İlk çeyrek
Kobe üç erken basket buldu. Önce, sol taraftan bir turnike. Sonra serbest atış çizgisinden dönerek boş şut. Sonrada boş bir şut daha. İlk çeyreği iki turnike daha ve birkaç serbest atışla beraber 14 sayı ile bitirdi.
Çocuklara bir şeyler söyleyim: Süperstar seviyesindeki oyuncalara erken ve kolay basketler vermeyin. Bunu yapmayın. Kobe gibi bir adam bile oyununu tetiklemesi için biraz güvene ihtiyaç duyar. Basit turnikeler skorer oyunculara güven vermenin en kolay yoludur. Mecbur kalırsanız onlara sert bir faul yapın ama kolay bir baskete izin vermeyin.
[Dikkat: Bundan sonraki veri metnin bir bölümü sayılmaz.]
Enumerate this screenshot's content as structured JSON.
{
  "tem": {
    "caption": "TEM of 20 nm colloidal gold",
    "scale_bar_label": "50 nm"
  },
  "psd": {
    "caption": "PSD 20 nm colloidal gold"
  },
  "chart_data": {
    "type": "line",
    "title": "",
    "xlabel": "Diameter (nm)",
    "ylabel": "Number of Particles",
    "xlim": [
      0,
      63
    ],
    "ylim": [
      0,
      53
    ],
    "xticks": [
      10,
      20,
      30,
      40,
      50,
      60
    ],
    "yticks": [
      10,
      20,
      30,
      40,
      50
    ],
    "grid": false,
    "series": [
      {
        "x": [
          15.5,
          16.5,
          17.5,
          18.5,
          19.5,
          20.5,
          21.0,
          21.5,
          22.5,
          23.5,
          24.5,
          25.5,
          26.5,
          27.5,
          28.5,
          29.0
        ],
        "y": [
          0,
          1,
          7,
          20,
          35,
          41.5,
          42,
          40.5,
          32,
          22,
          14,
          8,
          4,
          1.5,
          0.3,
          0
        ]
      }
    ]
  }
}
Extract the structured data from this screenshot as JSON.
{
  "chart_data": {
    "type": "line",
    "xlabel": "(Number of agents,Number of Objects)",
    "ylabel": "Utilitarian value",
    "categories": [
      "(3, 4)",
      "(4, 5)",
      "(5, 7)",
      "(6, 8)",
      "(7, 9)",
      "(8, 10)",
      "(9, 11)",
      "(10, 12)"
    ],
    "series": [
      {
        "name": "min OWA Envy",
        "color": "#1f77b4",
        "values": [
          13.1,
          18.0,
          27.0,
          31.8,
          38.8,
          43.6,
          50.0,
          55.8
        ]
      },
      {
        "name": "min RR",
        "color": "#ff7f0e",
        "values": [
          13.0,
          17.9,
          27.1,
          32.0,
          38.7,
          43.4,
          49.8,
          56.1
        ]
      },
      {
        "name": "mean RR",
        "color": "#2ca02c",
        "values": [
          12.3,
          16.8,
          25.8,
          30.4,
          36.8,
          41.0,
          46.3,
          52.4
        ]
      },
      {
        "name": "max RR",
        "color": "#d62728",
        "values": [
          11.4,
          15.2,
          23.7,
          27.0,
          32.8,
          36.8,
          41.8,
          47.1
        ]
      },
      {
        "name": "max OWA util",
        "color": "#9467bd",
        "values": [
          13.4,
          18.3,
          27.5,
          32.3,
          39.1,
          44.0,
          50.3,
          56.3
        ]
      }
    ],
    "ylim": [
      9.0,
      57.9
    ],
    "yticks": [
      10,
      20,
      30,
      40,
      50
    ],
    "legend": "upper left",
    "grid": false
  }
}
Bu olacakların bir habercisiydi.
İkinci çeyrek
Maçla ilgili bir başka şehir efsanesi de maçın çok basit geçtiğidir. İnsanlar rakibin Kobe’yi tüm maç boş bıraktıklarını sanıyorlar ama ilk yarıda çok hırpalandığımızı unutuyorlar. İlk yarı sonunda Raptors 63-49, 14 sayı ile öndeydi.
İkinci çeyreği izlemesi biraz utanç vericiydi. Geri dönüp baktığımda, rol oyuncularımızı suçluyorum. Ben dahil.
İstatistiklerim hikayenin bir kısmını anlatıyor. Maç boyunca 4 şut kullandım ve hepsini kaçırdım. Hiç sayım yoktu.
Enerji koyan bir tek Kobe’ydi. Çok yavaştık. Bundan önce arka arkaya deplasman maçımız mı var diye öyleydi hatırlamıyorum, neden öyle olduğunu bilmiyorum.
Biraz ironik bir durum. İnsanlar Kobe’nin 81 attığı maçı sonsuza dek izleyecekler — ve her izlediklerinde ben dörtte sıfır ile oynayacağım.
İkinci çeyreğin bir anında dibi gördük. Üçgen hücumu oynamaya çalışıyorduk ama kaybolmuş gibiydik. Üçgen hücumu burada açıklayacak değilim ama genel olarak uzun oyuncumuzu hücuma erken dahil edip, kısalarımızı potaya yönlendirmek istiyorduk.
Phil bize sürekli topu Kwame Brown’a indirmemizi söylüyordu.
Ama ise yaramıyordu çünkü Kwame topu yakalayamıyordu.
Phil mola aldı.
Phil Kwame’nin üzerine çok gidiyordu. Bence onun en iyisini ortaya çıkarmaya çalışıyordu ama gerçekten onun çok üzerine gidiyordu.
“Lanet olsun, Kwame! Umarım karın bebeği tutmana izin vermez!”
Phil şaka yapıyordu ama mutlu görünmüyordu. Okunması zor biriydi.
Kwame benim adamımdı. Her zaman. Bu Kwame ile alakalı değildi. Hepimiz ile ilgiliydi. Hepimiz çok kötüydük ve bu utanç vericiydi.
Phil’in söyleyecek başka bir şeyi yoktu: “Bunu siz çözün. Sizi kurtarmak için başka mola almayacağım.”
Kobe ve Phil her zaman ilginç bir ilişkiye sahipti. Fikirleri her zaman uyuşmuyordu ama ikisinin de birbirine büyük saygısı vardı. Phil oyuncularından çok şey isterdi ama sizi ateşlemek için konuşma yapacak biri değildi. Kobe ise her zaman kendi kendini motive eden biriydi ve Phil bu yaklaşımını seviyordu.
Moladan sonra Kobe’nin daha çok sesi çıkmaya başladı. Eminim içinden ”topu bana verin çok sıcağım” diyordu ama öyle bir şey söylemedi. Daha fazla motive edici şeyler söylüyordu. Bizi taşımaya çalışıyordu.
Devre arası
Kobe ilk yarıyı 26 sayı ile bitirmişti.
Maçla ilgili bir başka şehir efsanesi daha. Kobe ilk yarıda 40 ya da 50 atmamıştı. 26 iyiydi ama “Böyle giderse en çok sayı atan Lakers oyuncusu unvanını ele geçirecek” seviyesi de değildi. Bu onun için normal bir ilk yarıydı — iyi ama olağanüstü olmayan.
Soyunma odasında Phil bildiğimiz gibiydi.
“Onları istediğimiz yerde yakaladık.” diye şaka yaptı.
Biz kafamızı sallıyorduk. Kobe sessizdi. Sinirli görünüyordu. Kaybetmemizden nefret ediyordu.